Базовые представления, лежащие в основе языковой картины мира, входят в значения слов в неявном виде; носитель языка принимает их на веру, не задумываясь. Пользуясь словами, в которых есть и неявные смыслы, человек, сам того не замечая, принимает заключенный в них взгляд на мир. Например, для любого очевидно разделение жизни человека на эмоциональную и интеллектуальную; первая привычно связывается с сердцем, а вторая — с головой: «доброе сердце», «светлая голова». Когда человек что-то сильно переживает, он хватается за сердце, что вряд ли будет делать, решая математическую задачу; но в любом случае ему не придет в голову держаться за печень. Между тем в других культурах связи могут устанавливаться совершенно иначе, и носители многих африканских языков скажут, не задумываясь: «добрая, умная печень».
— В этих представлениях, создающих языковую картину мира, проявляются архетипы, характерные для данной национальной культуры?
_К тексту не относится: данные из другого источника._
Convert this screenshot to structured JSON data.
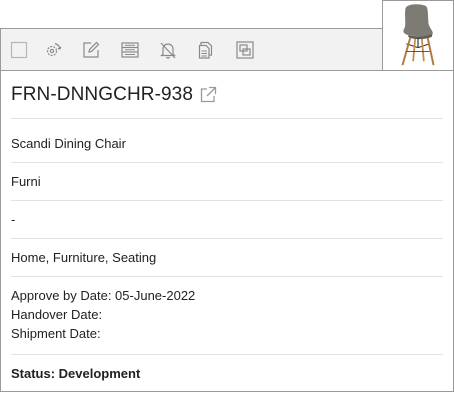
{
  "toolbar": {
    "buttons": [
      {
        "name": "select-checkbox",
        "icon": "checkbox-icon"
      },
      {
        "name": "sync-settings-button",
        "icon": "gear-refresh-icon"
      },
      {
        "name": "edit-button",
        "icon": "edit-icon"
      },
      {
        "name": "list-button",
        "icon": "list-icon"
      },
      {
        "name": "notifications-off-button",
        "icon": "bell-off-icon"
      },
      {
        "name": "copy-button",
        "icon": "copy-icon"
      },
      {
        "name": "resize-button",
        "icon": "resize-icon"
      }
    ]
  },
  "product": {
    "code": "FRN-DNNGCHR-938",
    "name": "Scandi Dining Chair",
    "brand": "Furni",
    "field3": "-",
    "categories": "Home, Furniture, Seating",
    "approve_by": "Approve by Date: 05-June-2022",
    "handover": "Handover Date:",
    "shipment": "Shipment Date:",
    "status": "Status: Development",
    "image_icon": "chair-image"
  }
}
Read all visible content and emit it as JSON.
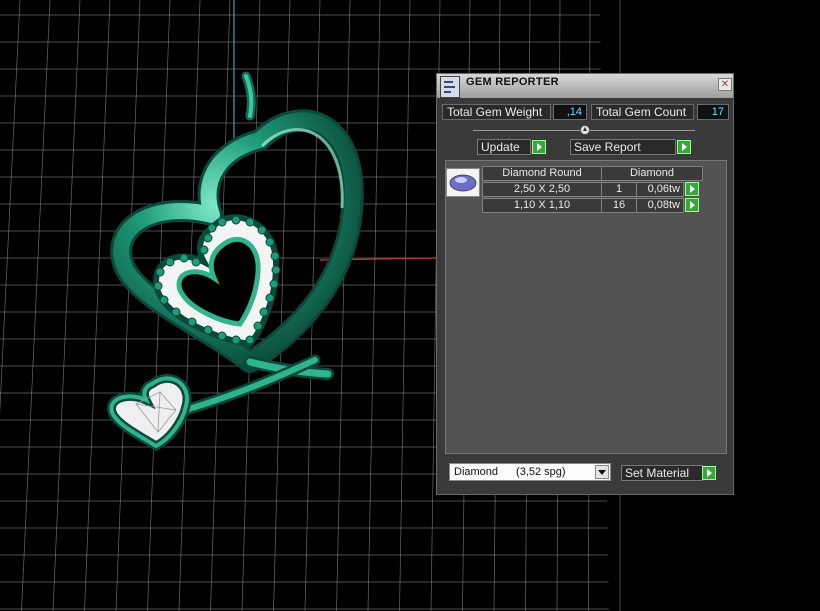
{
  "panel": {
    "title": "GEM REPORTER",
    "close_glyph": "✕",
    "total_weight_label": "Total Gem Weight",
    "total_weight_value": ",14",
    "total_count_label": "Total Gem Count",
    "total_count_value": "17",
    "update_label": "Update",
    "save_report_label": "Save Report",
    "table": {
      "header": [
        "Diamond Round",
        "Diamond"
      ],
      "rows": [
        {
          "size": "2,50 X 2,50",
          "qty": "1",
          "weight": "0,06tw"
        },
        {
          "size": "1,10 X 1,10",
          "qty": "16",
          "weight": "0,08tw"
        }
      ]
    },
    "material_name": "Diamond",
    "material_density": "(3,52 spg)",
    "set_material_label": "Set Material"
  },
  "colors": {
    "metal": "#1d9a78",
    "gem": "#f2f2f2",
    "grid": "#8a8a8a",
    "panel_bg": "#3a3a3a",
    "accent_value": "#6fe0ff",
    "button_green": "#3aa53a"
  },
  "icons": {
    "app": "gem-reporter-icon",
    "close": "close-icon",
    "collapse": "chevron-up-icon",
    "go": "play-arrow-icon",
    "dropdown": "chevron-down-icon",
    "gem_thumb": "round-diamond-icon"
  }
}
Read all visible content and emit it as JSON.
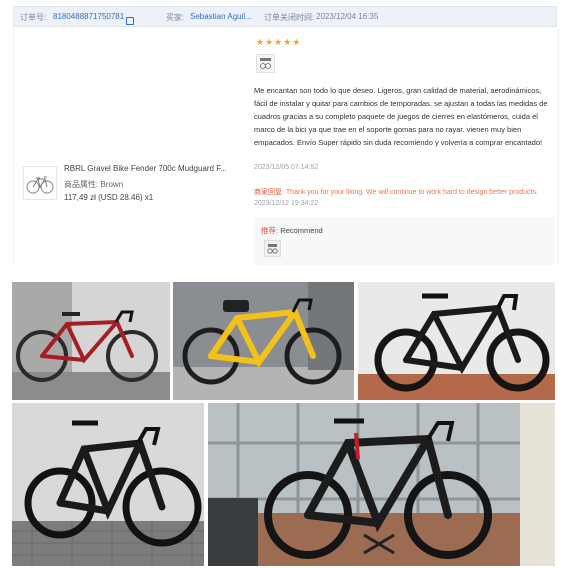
{
  "order": {
    "number_label": "订单号:",
    "number": "8180488871750781",
    "buyer_label": "买家:",
    "buyer": "Sebastian Aguil...",
    "time_label": "订单关闭时间:",
    "time": "2023/12/04 16:35"
  },
  "product": {
    "title": "RBRL Gravel Bike Fender 700c Mudguard F...",
    "attr_label": "商品属性:",
    "attr_value": "Brown",
    "price": "117,49 zł (USD 28.46)",
    "quantity": "x1"
  },
  "review": {
    "stars": "★★★★★",
    "text": "Me encantan son todo lo que deseo. Ligeros, gran calidad de material, aerodinámicos, fácil de instalar y quitar para cambios de temporadas. se ajustan a todas las medidas de cuadros gracias a su completo paquete de juegos de cierres en elastómeros, cuida el marco de la bici ya que trae en el soporte gomas para no rayar. vienen muy bien empacados. Envío Super rápido sin duda recomiendo y volvería a comprar encantado!",
    "date": "2023/12/05 07:14:52",
    "reply_label": "商家回复:",
    "reply_text": "Thank you for your liking. We will continue to work hard to design better products.",
    "reply_date": "2023/12/12 19:34:22",
    "recommend_label": "推荐:",
    "recommend_value": "Recommend"
  },
  "colors": {
    "link": "#2e6fc9",
    "accent": "#e05a36",
    "star": "#f5a623"
  }
}
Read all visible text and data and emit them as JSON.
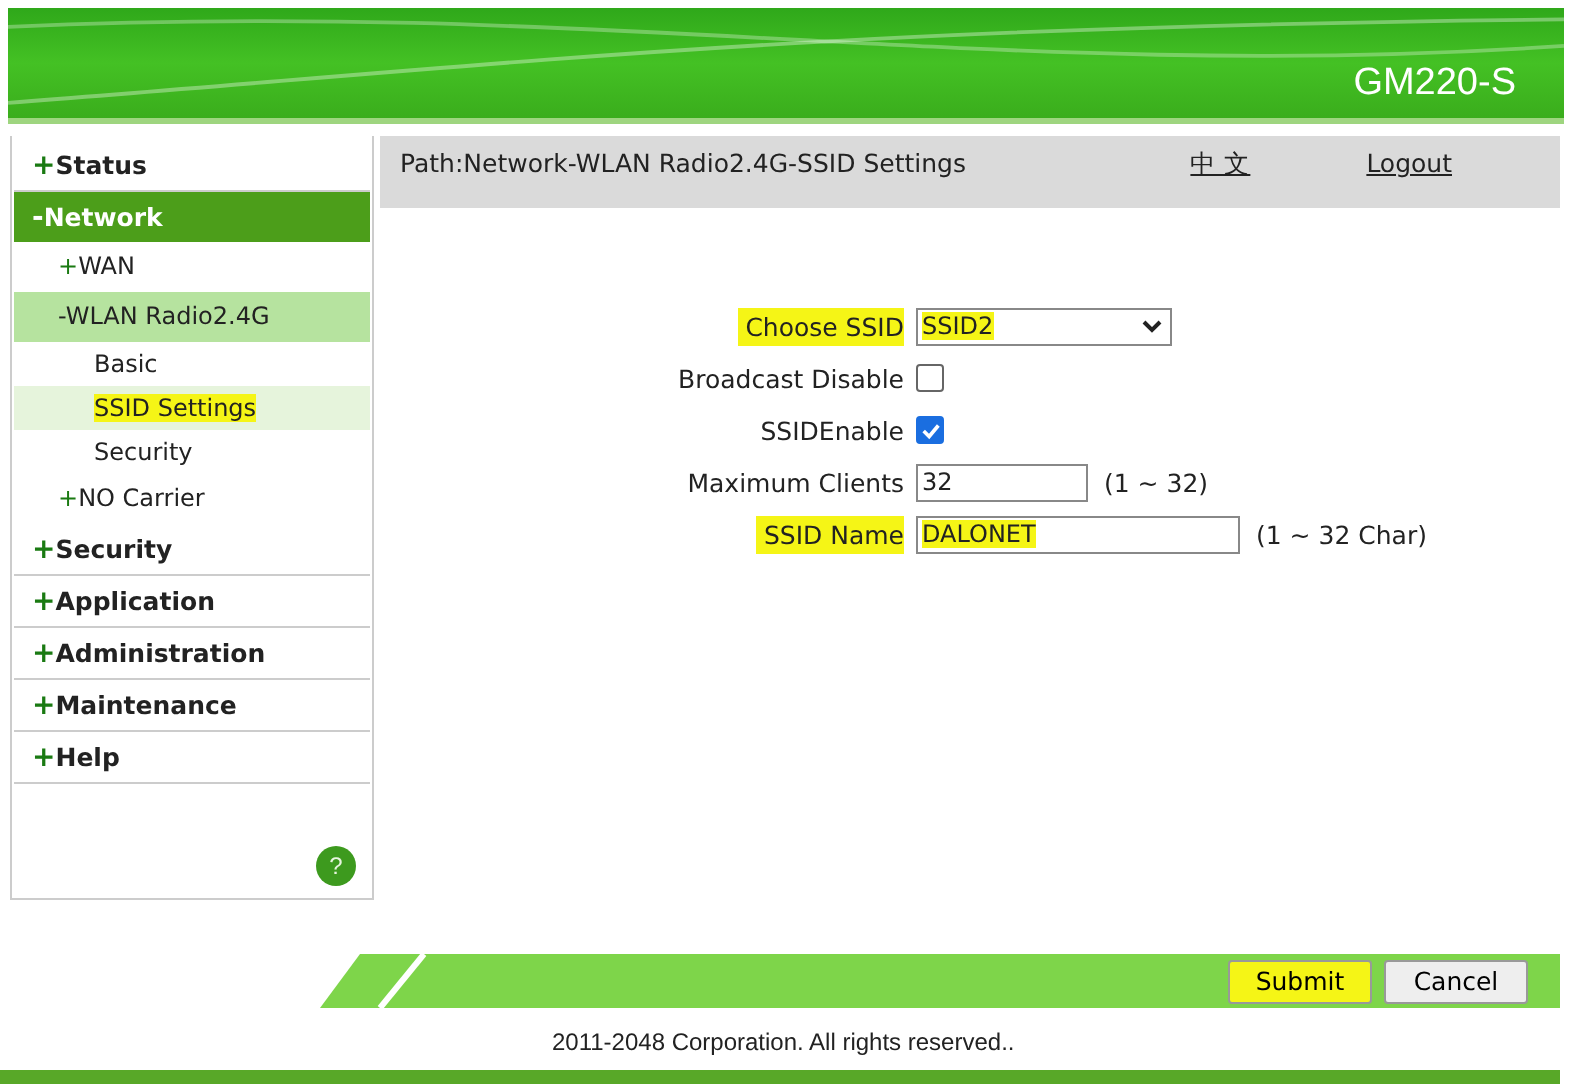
{
  "header": {
    "model": "GM220-S"
  },
  "menu": [
    {
      "toggle": "+",
      "label": "Status",
      "selected": false
    },
    {
      "toggle": "-",
      "label": "Network",
      "selected": true,
      "children": [
        {
          "toggle": "+",
          "label": "WAN",
          "selected": false
        },
        {
          "toggle": "-",
          "label": "WLAN Radio2.4G",
          "selected": true,
          "children": [
            {
              "label": "Basic",
              "selected": false,
              "highlighted": false
            },
            {
              "label": "SSID Settings",
              "selected": true,
              "highlighted": true
            },
            {
              "label": "Security",
              "selected": false,
              "highlighted": false
            }
          ]
        },
        {
          "toggle": "+",
          "label": "NO Carrier",
          "selected": false
        }
      ]
    },
    {
      "toggle": "+",
      "label": "Security",
      "selected": false
    },
    {
      "toggle": "+",
      "label": "Application",
      "selected": false
    },
    {
      "toggle": "+",
      "label": "Administration",
      "selected": false
    },
    {
      "toggle": "+",
      "label": "Maintenance",
      "selected": false
    },
    {
      "toggle": "+",
      "label": "Help",
      "selected": false
    }
  ],
  "help_button": {
    "label": "?"
  },
  "path_bar": {
    "path": "Path:Network-WLAN Radio2.4G-SSID Settings",
    "language": "中 文",
    "logout": "Logout"
  },
  "form": [
    {
      "kind": "select",
      "label": "Choose SSID",
      "value": "SSID2",
      "highlighted": true
    },
    {
      "kind": "checkbox",
      "label": "Broadcast Disable",
      "checked": false,
      "highlighted": false
    },
    {
      "kind": "checkbox",
      "label": "SSIDEnable",
      "checked": true,
      "highlighted": false
    },
    {
      "kind": "text",
      "label": "Maximum Clients",
      "value": "32",
      "hint": "(1 ~ 32)",
      "highlighted": false
    },
    {
      "kind": "text",
      "label": "SSID Name",
      "value": "DALONET",
      "hint": "(1 ~ 32 Char)",
      "highlighted": true
    }
  ],
  "buttons": [
    {
      "label": "Submit",
      "highlighted": true
    },
    {
      "label": "Cancel",
      "highlighted": false
    }
  ],
  "footer": {
    "copyright": "2011-2048 Corporation. All rights reserved.."
  }
}
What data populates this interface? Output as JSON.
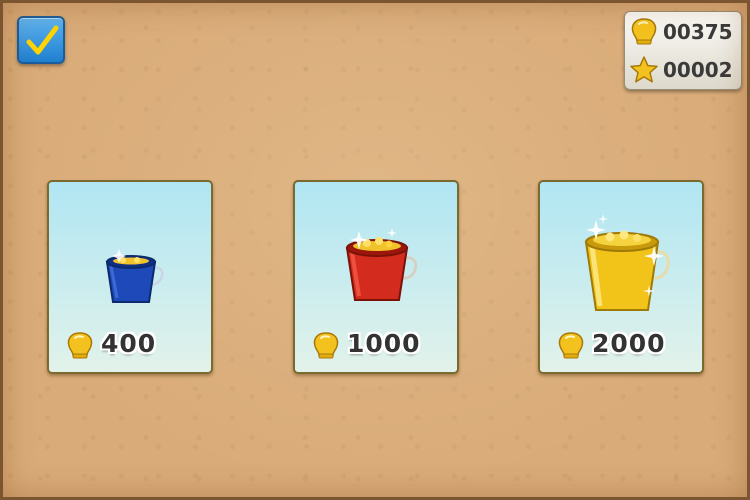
{
  "header": {
    "confirm_icon": "checkmark-icon"
  },
  "currency": {
    "coins": "00375",
    "coin_icon": "gold-coin-icon",
    "stars": "00002",
    "star_icon": "star-icon"
  },
  "shop": {
    "items": [
      {
        "icon": "blue-bucket-icon",
        "price": "400",
        "price_icon": "gold-coin-icon"
      },
      {
        "icon": "red-bucket-icon",
        "price": "1000",
        "price_icon": "gold-coin-icon"
      },
      {
        "icon": "gold-bucket-icon",
        "price": "2000",
        "price_icon": "gold-coin-icon"
      }
    ]
  },
  "colors": {
    "background_sand": "#d9ab78",
    "card_top": "#b0e6f3",
    "card_bottom": "#e2f2ea",
    "confirm_blue": "#1f7fd0",
    "coin_gold": "#f4c21e"
  }
}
— Я не хотел бы пользоваться такими терминами. Я не знаю, что такое архетипы, и готов говорить о национальной культуре как о культуре, которая обслуживается определенным языком. Я лингвист, работаю со словами, выражениями и их значениями. Конечно, меня особенно интересуют слова и выражения, за которыми стоят наиболее важные для языковой картины мира ценностные значения. Не те, что прямо называют предметы, явления, а те, что связаны с оценками, с представлениями о том, что хорошо и что плохо.
— Как вы узнаете, какие из подобных выражений важны для языковой картины мира, а какие — не очень или вовсе не важны?
— Как лингвист: по обилию слов и выражений, значения которых связаны с определенным концептом и принимаются всеми носителями языка как само собой разумеющееся, по частотности их в языке.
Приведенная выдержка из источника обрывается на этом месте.